有季走到玄關前,定在原地,肩頭微微起伏著呼吸。
一瞬間心生怯意,想回頭望一眼,可又轉念一想,那樣只會讓守著自己的綾平添不安。她深吸一口氣,輕輕按響了對講門鈴。
屋內傳來「咚」的一聲,像是有人慌忙起身的動靜。
心臟怦怦狂跳,血液在耳膜里翻湧,吵得人難受。
片刻後,房門應聲打開。有季屏氣凝神的瞬間,看到父親雄大帶著慌亂的呼吸探出頭來。
他身後,志保和明音的身影也一同出現。三人臉上滿是擔憂,可望見氣色尚好的有季,頓時露出釋然的神情,異口同聲地說著「歡迎回來」毫無刻意的默契,將她迎進門。
有季鼻尖一酸,眼底泛起熱意,笑著回應「我回來了」
「來,肯定累壞了吧,快進——」
雄大說著便拉開門想讓她進屋,三人這才注意到院門前站著的綾。幾人愣了一瞬,面露疑惑,綾只是靜靜頷首致意。
見家人回以點頭,有季才想起身後的綾,她沒有回頭,心底已然下定了決心。
說實話,她此刻依舊恐懼到了極點。
掌心滿是冷汗,喉嚨幹得發緊,雙腿止不住發顫。

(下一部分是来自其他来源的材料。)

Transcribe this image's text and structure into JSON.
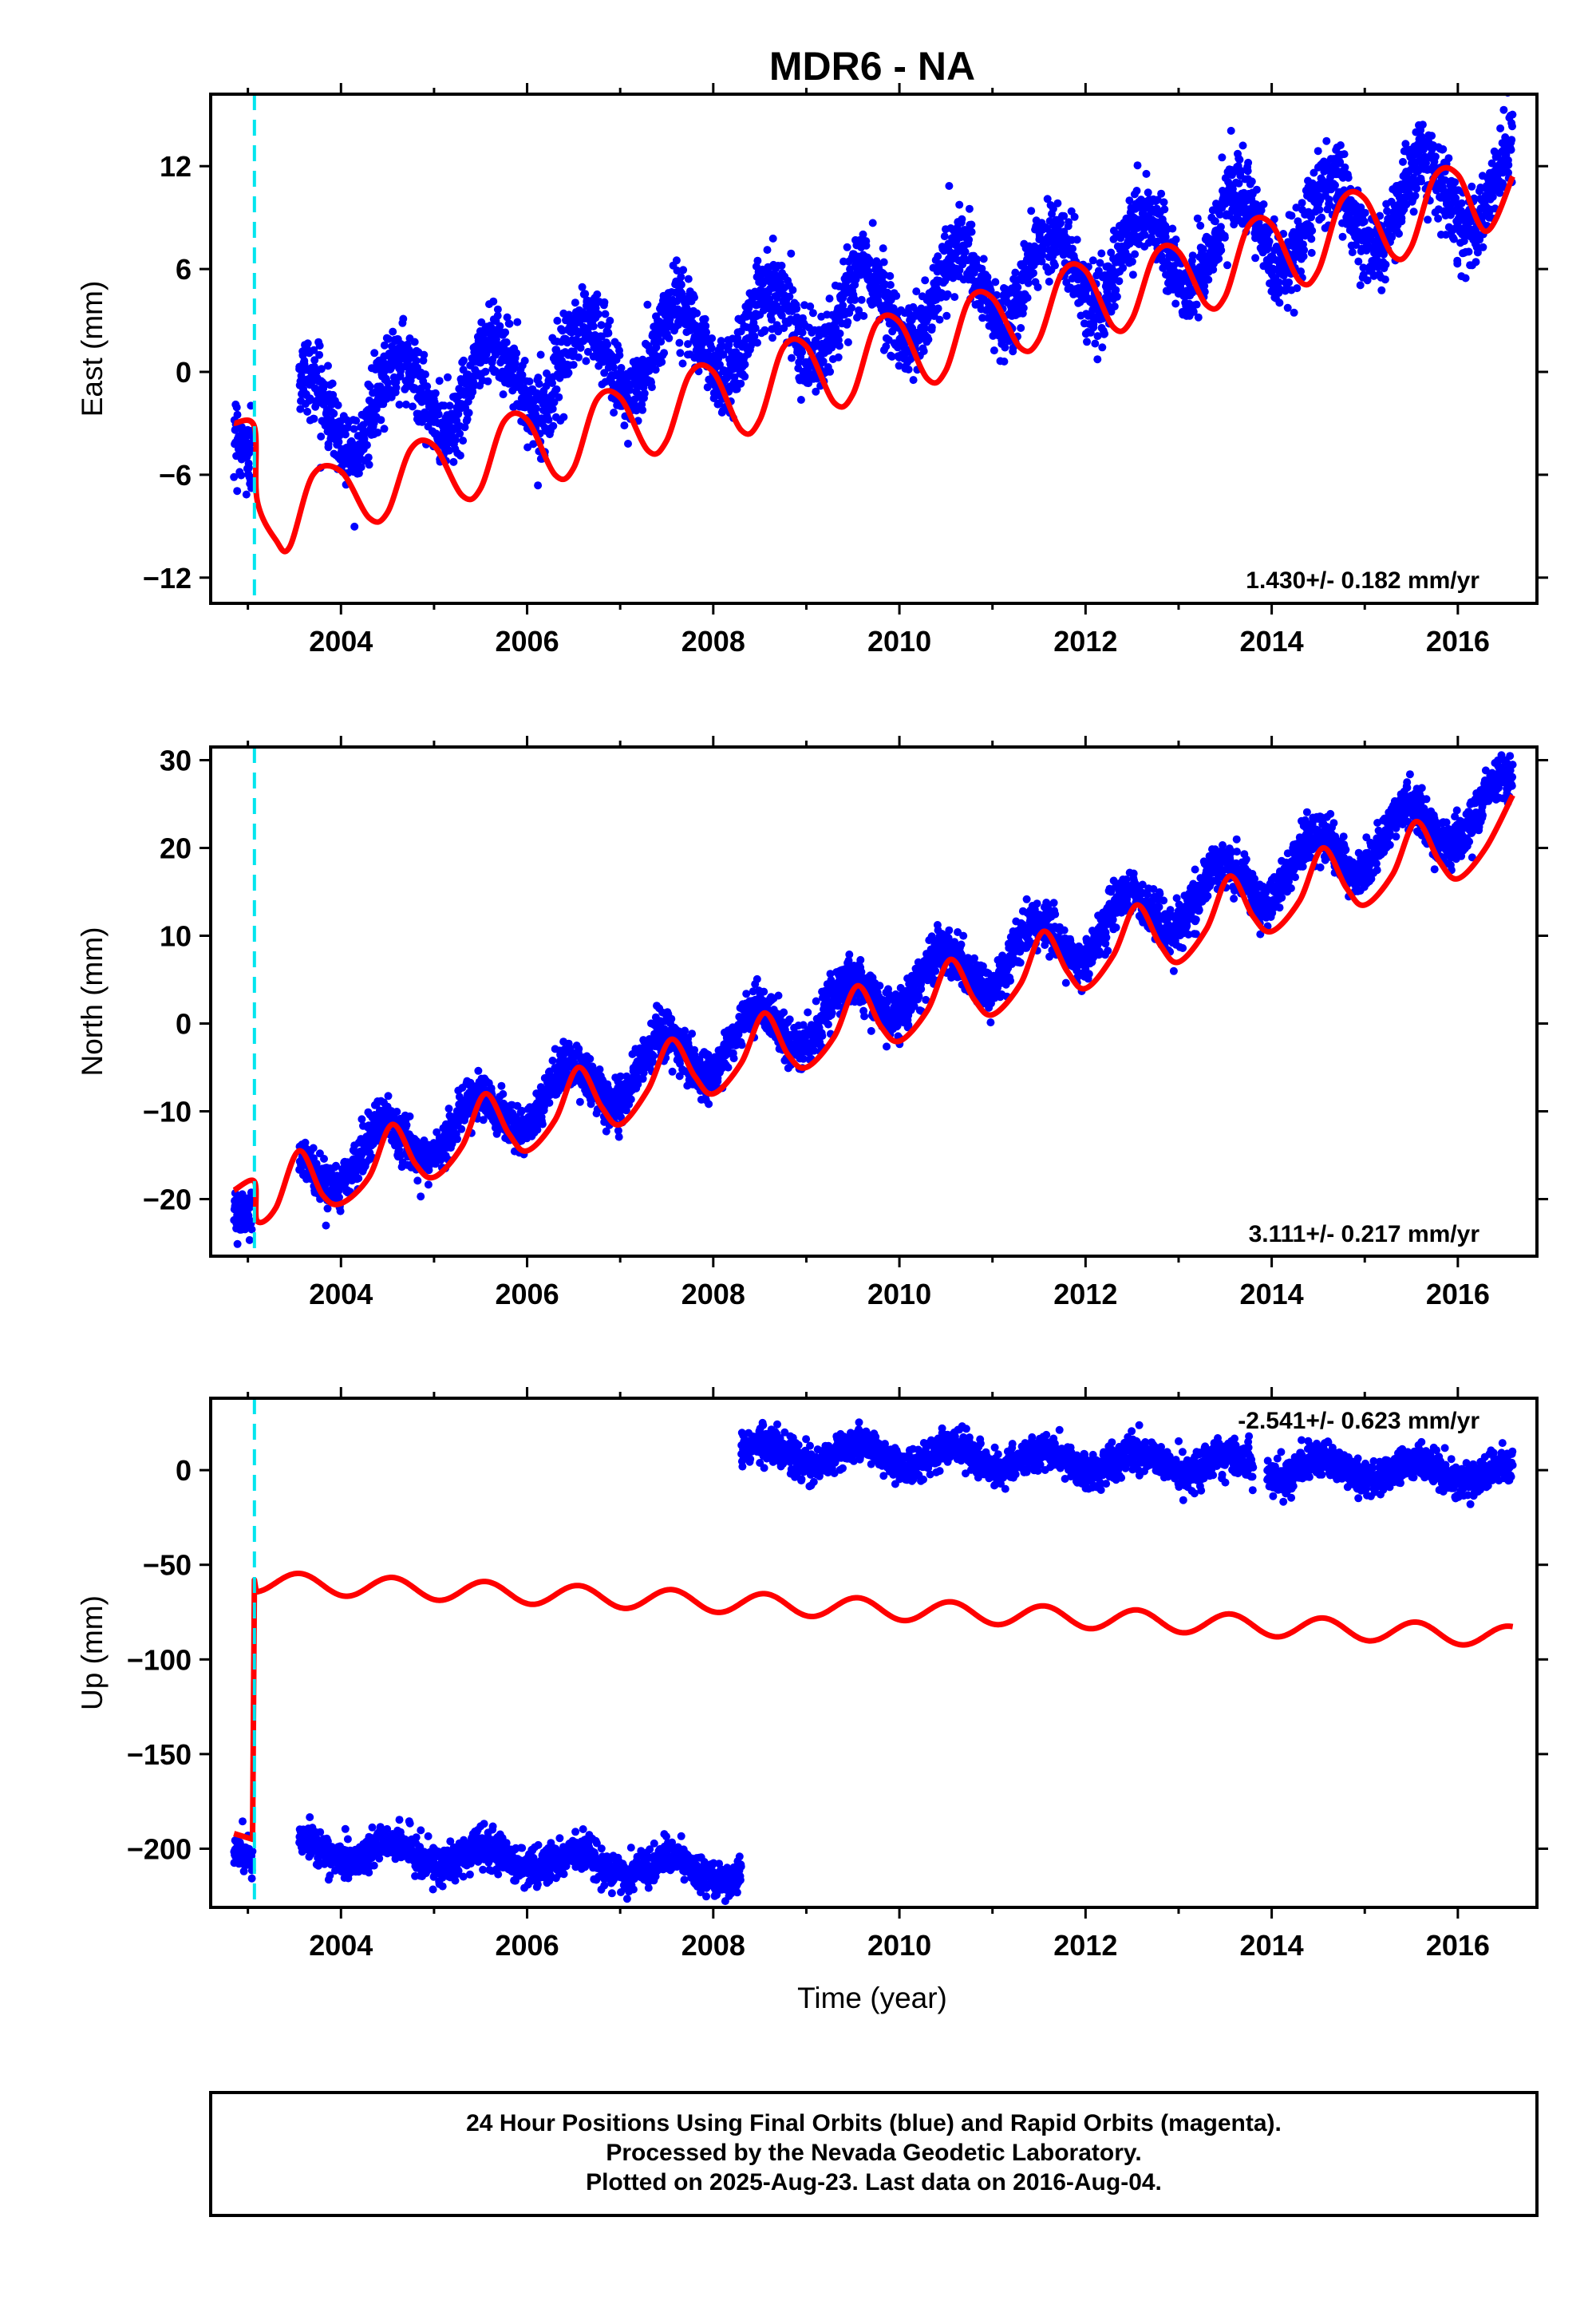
{
  "title": "MDR6 - NA",
  "xlabel": "Time (year)",
  "caption": {
    "line1": "24 Hour Positions Using Final Orbits (blue) and Rapid Orbits (magenta).",
    "line2": "Processed by the Nevada Geodetic Laboratory.",
    "line3": "Plotted on 2025-Aug-23. Last data on 2016-Aug-04."
  },
  "colors": {
    "data_points": "#0000ff",
    "model_line": "#ff0000",
    "event_marker": "#00e5ee",
    "frame": "#000000"
  },
  "chart_data": [
    {
      "type": "scatter",
      "ylabel": "East (mm)",
      "rate_label": "1.430+/- 0.182 mm/yr",
      "xlim": [
        2002.6,
        2016.85
      ],
      "ylim": [
        -13.5,
        16.2
      ],
      "xticks": [
        2004,
        2006,
        2008,
        2010,
        2012,
        2014,
        2016
      ],
      "yticks": [
        -12,
        -6,
        0,
        6,
        12
      ],
      "event_marker_x": 2003.07,
      "series": [
        {
          "kind": "points",
          "segments": [
            [
              2002.85,
              2003.05
            ],
            [
              2003.55,
              2016.59
            ]
          ],
          "trend": [
            [
              2002.85,
              -3.4
            ],
            [
              2016.59,
              11.0
            ]
          ],
          "annual_amp": 2.4,
          "annual_phase": 0.62,
          "noise_sd": 1.1,
          "count": 4000
        },
        {
          "kind": "model",
          "x": [
            2002.85,
            2003.07,
            2003.1,
            2003.3,
            2003.45,
            2003.7,
            2004.0,
            2004.3,
            2004.5,
            2004.75,
            2005.0,
            2005.3,
            2005.5,
            2005.75,
            2006.0,
            2006.3,
            2006.5,
            2006.75,
            2007.0,
            2007.3,
            2007.5,
            2007.75,
            2008.0,
            2008.3,
            2008.5,
            2008.75,
            2009.0,
            2009.3,
            2009.5,
            2009.75,
            2010.0,
            2010.3,
            2010.5,
            2010.75,
            2011.0,
            2011.3,
            2011.5,
            2011.75,
            2012.0,
            2012.3,
            2012.5,
            2012.75,
            2013.0,
            2013.3,
            2013.5,
            2013.75,
            2014.0,
            2014.3,
            2014.5,
            2014.75,
            2015.0,
            2015.3,
            2015.5,
            2015.75,
            2016.0,
            2016.3,
            2016.59
          ],
          "y": [
            -3.0,
            -3.2,
            -7.5,
            -9.8,
            -10.2,
            -6.0,
            -5.8,
            -8.5,
            -8.2,
            -4.5,
            -4.3,
            -7.2,
            -6.8,
            -2.9,
            -2.8,
            -6.0,
            -5.6,
            -1.6,
            -1.5,
            -4.6,
            -4.0,
            -0.1,
            0.0,
            -3.4,
            -2.8,
            1.4,
            1.5,
            -1.8,
            -1.3,
            2.8,
            2.9,
            -0.4,
            0.1,
            4.2,
            4.3,
            1.4,
            1.9,
            5.8,
            5.9,
            2.6,
            3.1,
            6.9,
            7.0,
            3.9,
            4.4,
            8.5,
            8.6,
            5.3,
            5.9,
            10.0,
            10.1,
            6.8,
            7.3,
            11.4,
            11.5,
            8.2,
            11.4
          ]
        }
      ]
    },
    {
      "type": "scatter",
      "ylabel": "North (mm)",
      "rate_label": "3.111+/- 0.217 mm/yr",
      "xlim": [
        2002.6,
        2016.85
      ],
      "ylim": [
        -26.5,
        31.5
      ],
      "xticks": [
        2004,
        2006,
        2008,
        2010,
        2012,
        2014,
        2016
      ],
      "yticks": [
        -20,
        -10,
        0,
        10,
        20,
        30
      ],
      "event_marker_x": 2003.07,
      "series": [
        {
          "kind": "points",
          "segments": [
            [
              2002.85,
              2003.05
            ],
            [
              2003.55,
              2016.59
            ]
          ],
          "trend": [
            [
              2002.85,
              -19.5
            ],
            [
              2016.59,
              25.5
            ]
          ],
          "annual_amp": 3.0,
          "annual_phase": 0.45,
          "noise_sd": 1.3,
          "count": 4000
        },
        {
          "kind": "model",
          "x": [
            2002.85,
            2003.07,
            2003.1,
            2003.3,
            2003.55,
            2003.8,
            2004.0,
            2004.3,
            2004.55,
            2004.8,
            2005.0,
            2005.3,
            2005.55,
            2005.8,
            2006.0,
            2006.3,
            2006.55,
            2006.8,
            2007.0,
            2007.3,
            2007.55,
            2007.8,
            2008.0,
            2008.3,
            2008.55,
            2008.8,
            2009.0,
            2009.3,
            2009.55,
            2009.8,
            2010.0,
            2010.3,
            2010.55,
            2010.8,
            2011.0,
            2011.3,
            2011.55,
            2011.8,
            2012.0,
            2012.3,
            2012.55,
            2012.8,
            2013.0,
            2013.3,
            2013.55,
            2013.8,
            2014.0,
            2014.3,
            2014.55,
            2014.8,
            2015.0,
            2015.3,
            2015.55,
            2015.8,
            2016.0,
            2016.3,
            2016.59
          ],
          "y": [
            -19.0,
            -18.0,
            -22.5,
            -21.0,
            -14.5,
            -19.5,
            -20.5,
            -17.5,
            -11.5,
            -16.0,
            -17.5,
            -14.0,
            -8.0,
            -12.5,
            -14.5,
            -11.0,
            -5.0,
            -9.5,
            -11.5,
            -7.5,
            -1.8,
            -6.0,
            -8.0,
            -4.5,
            1.2,
            -3.5,
            -5.0,
            -1.5,
            4.3,
            -0.3,
            -2.0,
            1.5,
            7.3,
            2.8,
            1.0,
            4.5,
            10.5,
            6.0,
            4.0,
            7.8,
            13.5,
            9.0,
            7.0,
            10.8,
            16.8,
            12.2,
            10.5,
            14.0,
            20.0,
            15.5,
            13.5,
            17.0,
            23.0,
            18.5,
            16.5,
            20.0,
            26.0
          ]
        }
      ]
    },
    {
      "type": "scatter",
      "ylabel": "Up (mm)",
      "rate_label": "-2.541+/- 0.623 mm/yr",
      "xlim": [
        2002.6,
        2016.85
      ],
      "ylim": [
        -231,
        38
      ],
      "xticks": [
        2004,
        2006,
        2008,
        2010,
        2012,
        2014,
        2016
      ],
      "yticks": [
        -200,
        -150,
        -100,
        -50,
        0
      ],
      "event_marker_x": 2003.07,
      "series": [
        {
          "kind": "points",
          "segments": [
            [
              2002.85,
              2003.05
            ],
            [
              2003.55,
              2008.3
            ]
          ],
          "trend": [
            [
              2002.85,
              -198
            ],
            [
              2008.3,
              -212
            ]
          ],
          "annual_amp": 5.5,
          "annual_phase": 0.55,
          "noise_sd": 4.5,
          "count": 1500
        },
        {
          "kind": "points",
          "segments": [
            [
              2008.3,
              2013.8
            ],
            [
              2013.95,
              2016.59
            ]
          ],
          "trend": [
            [
              2008.3,
              10
            ],
            [
              2016.59,
              -2
            ]
          ],
          "annual_amp": 5.5,
          "annual_phase": 0.55,
          "noise_sd": 4.5,
          "count": 2500
        },
        {
          "kind": "model",
          "x": [
            2002.85,
            2003.05,
            2003.07
          ],
          "y": [
            -192,
            -195,
            -58
          ],
          "baseline": [
            [
              2003.07,
              -59
            ],
            [
              2016.59,
              -88
            ]
          ],
          "annual_amp": 5.5,
          "annual_phase": 0.55,
          "end_x": 2016.59
        }
      ]
    }
  ]
}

其實不必非要現在說的,比如晚飯時也好,不必一次性告訴三個人,一個個說也可以。
諸如此類的借口在腦海里翻來覆去,有季卻以一路走來聽到的那些話語為光,朝著眼前的黑暗邁出了腳步。很慢,卻無比堅定。就現在,邁出這一步。
「那個……」
她扯著發緊的嗓子,竭力開了口,三道目光瞬間聚焦在她身上。
有季險些退縮。五臟六腑都在顫抖,能感覺到肺部拚命想要呼出氣息。指尖凍得僵硬,冷汗蒸發的涼意,正一點點抽走身上的溫度。
可那些從身邊人那裡收穫的愛意,要溫暖得多。於是,有季深吸了一口氣。
「我有件事,想現在說出來」
只這一句話,明音的神情便驟然一變,投來擔憂的目光,可已有季決意不再退縮。志保似也察覺到了什麼,只是靜靜守望著她。
唯獨雄大,從未聽過女兒這般鄭重的語氣,臉上滿是不解。
「我一直……都很糾結……但我知道必須說出來,所以我要講了」
有季的聲音抖得厲害,雄大聽著,滿臉都是掩飾不住的擔憂。他慌慌張張回頭看向志保和明音,見二人目光堅定地靜待著有季的話,便也跟著定了定神。
「那個……我可能……會辜負爸爸,還有大家的期待」
有季的腦子一片空白,看不見任何東西,感受不到任何聲響,也無法思考。
她甚至想就這麼順著一股勁,把一切全盤托出。
可她知道不行。既然決心要坦然面對,就必須看著他們的眼睛說。有季反覆調整著被緊張攪亂的呼吸,咽下一口乾澀的唾沫,然後直直望著父親,開口道
「——我想試著走一條,不是學醫的路」
明音笑了笑,輕輕點了點頭;志保則悄無聲息地,吐出了一口釋然的氣。
唯獨雄大,如遭晴天霹靂,驚得圓睜雙眼,微微張著嘴。他難以接受這話,接連眨了好幾下眼,目光慌亂地游移著,一遍遍確認有季的神情。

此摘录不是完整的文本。